Certains tribunaux ont jugé que même si la mise en œuvre d’un remède à un manquement a été
entravée par la clause limitative de réparation, la limitation ou l’exclusion de dommages et intérêts ne
doit pas être écartée.
Selon les tribunaux qui mettent en œuvre cette approche, les clauses 2 et 3 du Titre §2-719
s’appliquent de façon exclusive de sorte à ce que même si la mise en œuvre d’un remède à un
manquement a été entravée par la clause limitative de réparation, toute autre limitation des
dommages et intérêts demeure pleinement applicable sauf dans la mesure où ladite limitation ou
l’exclusion s’avère grossièrement déraisonnable.

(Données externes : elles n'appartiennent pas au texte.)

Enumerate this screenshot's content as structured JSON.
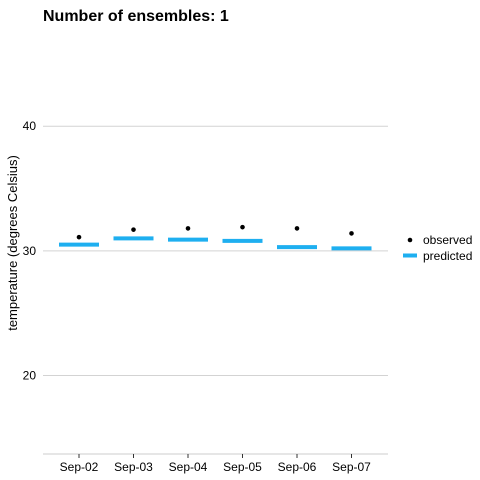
{
  "chart_data": {
    "type": "scatter",
    "title": "Number of ensembles: 1",
    "xlabel": "",
    "ylabel": "temperature (degrees Celsius)",
    "categories": [
      "Sep-02",
      "Sep-03",
      "Sep-04",
      "Sep-05",
      "Sep-06",
      "Sep-07"
    ],
    "ylim": [
      13.7,
      47.4
    ],
    "yticks": [
      20,
      30,
      40
    ],
    "grid": true,
    "legend_position": "right",
    "series": [
      {
        "name": "observed",
        "mark": "point",
        "color": "#000000",
        "values": [
          31.1,
          31.7,
          31.8,
          31.9,
          31.8,
          31.4
        ]
      },
      {
        "name": "predicted",
        "mark": "crossbar",
        "color": "#1eaff0",
        "values": [
          30.5,
          31.0,
          30.9,
          30.8,
          30.3,
          30.2
        ]
      }
    ]
  }
}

D’autres tribunaux ont jugé qu’une clause limitative de réparation et une stipulation relative aux
dommages et intérêts doivent être interprétées de sorte à ce que l’inapplicabilité de l’une entraîne
automatiquement l’inapplicabilité de l’autre. Le raisonnement sous-jacent est alors le suivant : le fait
de juger que la mise en œuvre d’un remède à un manquement a été entravée par la clause limitative
de réparation n’aurait finalement aucune incidence si la limitation pouvait être mise en œuvre en vertu
d’autres stipulations contractuelles.